Alun Rees discusses how empathy is impacting and often contrasting with modern day dentistry.
‘It is as important to know what kind of a man has the disease, as it is to know what kind of disease has the man’ – Sir William Osler.
Osler was a Canadian physician, one of the founders of Johns Hopkins Hospital.
He was famously the first to bring medical students out of the lecture hall for bedside clinical training.
Empathy’s defined as: ‘The ability to understand and share the feelings of another.’
Without doubt empathy’s an essential quality required for success in medicine and dentistry.
Dentistry’s supply of empathy
Sadly, empathy diminishes through the undergraduate training period.
Exposure to the hurly burly and daily challenges of clinical life, dealing with the financial and ethical pressures of dentistry doubtless exerts further pressure on our supply of empathy.
Keeping levels high and being aware of a drop is part of the balancing act of any professional life.
Modern marketing can increase reliance on transactional patients who apparently ‘just’ want elective, cosmetic procedures.
I have seen these described as the ‘low hanging fruit’ of 21st century dentistry.
This carries a risk of treating patients without fully knowing and understanding what motivates them.

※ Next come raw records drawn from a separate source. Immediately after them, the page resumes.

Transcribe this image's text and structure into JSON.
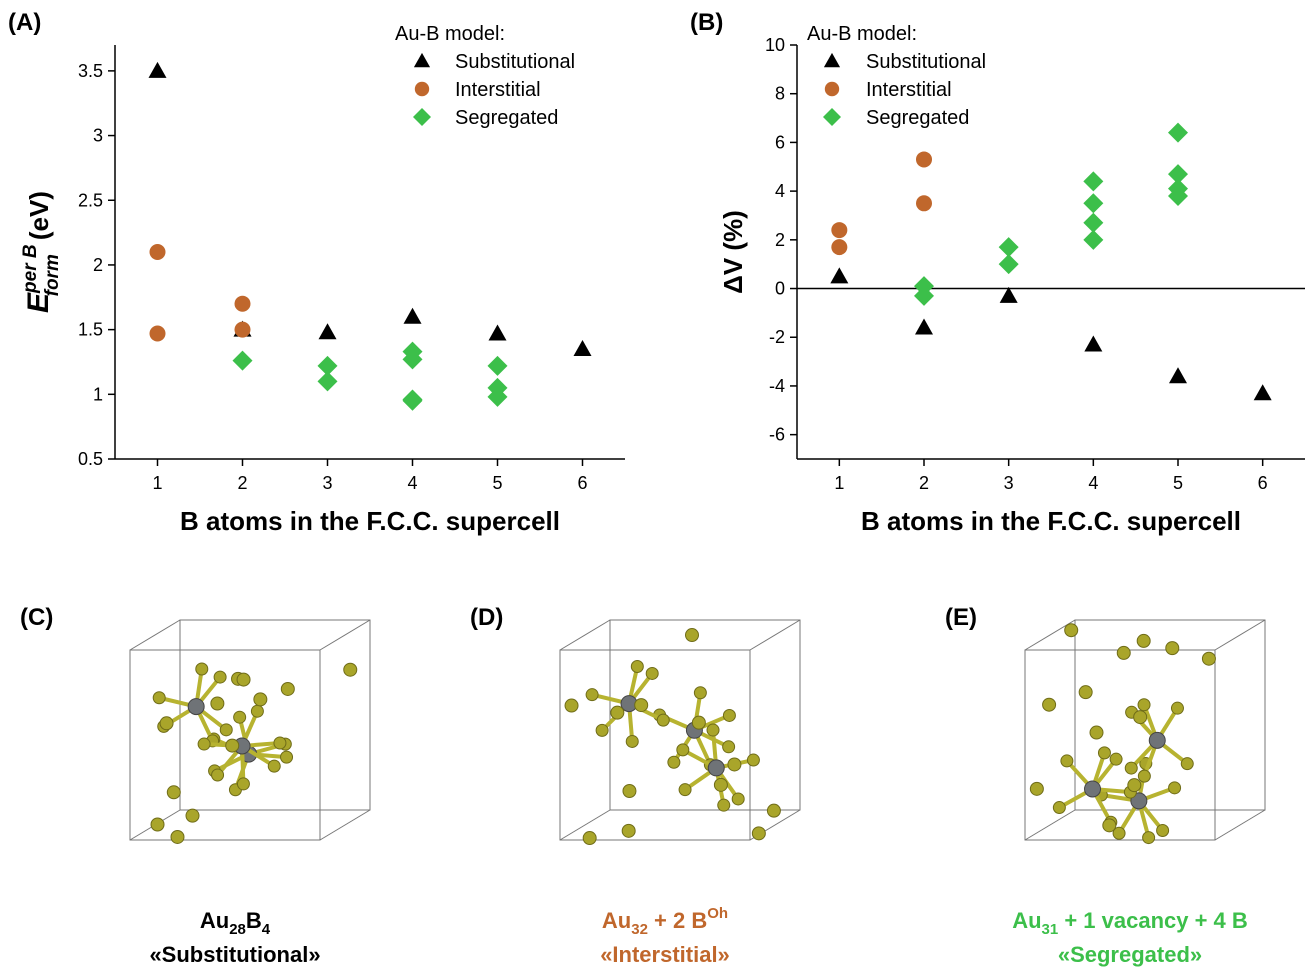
{
  "chart_data": [
    {
      "type": "scatter",
      "panel": "(A)",
      "legend_title": "Au-B model:",
      "legend": "upper right",
      "xlabel": "B atoms in the F.C.C. supercell",
      "ylabel": {
        "main": "E",
        "sup": "per B",
        "sub": "form",
        "unit": "(eV)"
      },
      "xlim": [
        0.5,
        6.5
      ],
      "ylim": [
        0.5,
        3.7
      ],
      "xticks": [
        1,
        2,
        3,
        4,
        5,
        6
      ],
      "yticks": [
        0.5,
        1,
        1.5,
        2,
        2.5,
        3,
        3.5
      ],
      "series": [
        {
          "name": "Substitutional",
          "color": "#000000",
          "marker": "triangle",
          "x": [
            1,
            2,
            3,
            4,
            5,
            6
          ],
          "values": [
            3.5,
            1.5,
            1.48,
            1.6,
            1.47,
            1.35
          ]
        },
        {
          "name": "Interstitial",
          "color": "#c0672c",
          "marker": "circle",
          "x": [
            1,
            1,
            2,
            2
          ],
          "values": [
            2.1,
            1.47,
            1.7,
            1.5
          ]
        },
        {
          "name": "Segregated",
          "color": "#3cbf4a",
          "marker": "diamond",
          "x": [
            2,
            3,
            3,
            4,
            4,
            4,
            4,
            5,
            5,
            5
          ],
          "values": [
            1.26,
            1.22,
            1.1,
            1.33,
            1.27,
            0.96,
            0.95,
            1.22,
            1.05,
            0.98
          ]
        }
      ]
    },
    {
      "type": "scatter",
      "panel": "(B)",
      "legend_title": "Au-B model:",
      "legend": "upper left",
      "zero_line": true,
      "xlabel": "B atoms in the F.C.C. supercell",
      "ylabel": "ΔV (%)",
      "xlim": [
        0.5,
        6.5
      ],
      "ylim": [
        -7,
        10
      ],
      "xticks": [
        1,
        2,
        3,
        4,
        5,
        6
      ],
      "yticks": [
        -6,
        -4,
        -2,
        0,
        2,
        4,
        6,
        8,
        10
      ],
      "series": [
        {
          "name": "Substitutional",
          "color": "#000000",
          "marker": "triangle",
          "x": [
            1,
            2,
            3,
            4,
            5,
            6
          ],
          "values": [
            0.5,
            -1.6,
            -0.3,
            -2.3,
            -3.6,
            -4.3
          ]
        },
        {
          "name": "Interstitial",
          "color": "#c0672c",
          "marker": "circle",
          "x": [
            1,
            1,
            2,
            2
          ],
          "values": [
            2.4,
            1.7,
            5.3,
            3.5
          ]
        },
        {
          "name": "Segregated",
          "color": "#3cbf4a",
          "marker": "diamond",
          "x": [
            2,
            2,
            3,
            3,
            4,
            4,
            4,
            4,
            5,
            5,
            5,
            5
          ],
          "values": [
            0.1,
            -0.3,
            1.7,
            1.0,
            4.4,
            3.5,
            2.7,
            2.0,
            6.4,
            4.7,
            4.1,
            3.8
          ]
        }
      ]
    }
  ],
  "structures": [
    {
      "label": "(C)",
      "color": "#000000",
      "formula": [
        {
          "text": "Au"
        },
        {
          "text": "28",
          "sub": true
        },
        {
          "text": "B"
        },
        {
          "text": "4",
          "sub": true
        }
      ],
      "name": "«Substitutional»"
    },
    {
      "label": "(D)",
      "color": "#c0672c",
      "formula": [
        {
          "text": "Au"
        },
        {
          "text": "32",
          "sub": true
        },
        {
          "text": " + 2 B"
        },
        {
          "text": "Oh",
          "sup": true
        }
      ],
      "name": "«Interstitial»"
    },
    {
      "label": "(E)",
      "color": "#3cbf4a",
      "formula": [
        {
          "text": "Au"
        },
        {
          "text": "31",
          "sub": true
        },
        {
          "text": " + 1 vacancy + 4 B"
        }
      ],
      "name": "«Segregated»"
    }
  ]
}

A clinician with high levels of empathy is more likely to discover which patients are suitable for procedures and, more to the point, which ones are not.
The ability to say no to a patient because your antennae are picking up the wrong signals is more important to your wellbeing and satisfaction than delivering technical excellence on the wrong patient.
Contrast this with a young dentist who I met recently.
They said to me: ‘Empathy is important because it helps you to sell treatment plans‘.
It reminded me of Groucho Marx when he once said: ‘You need sincerity to be successful.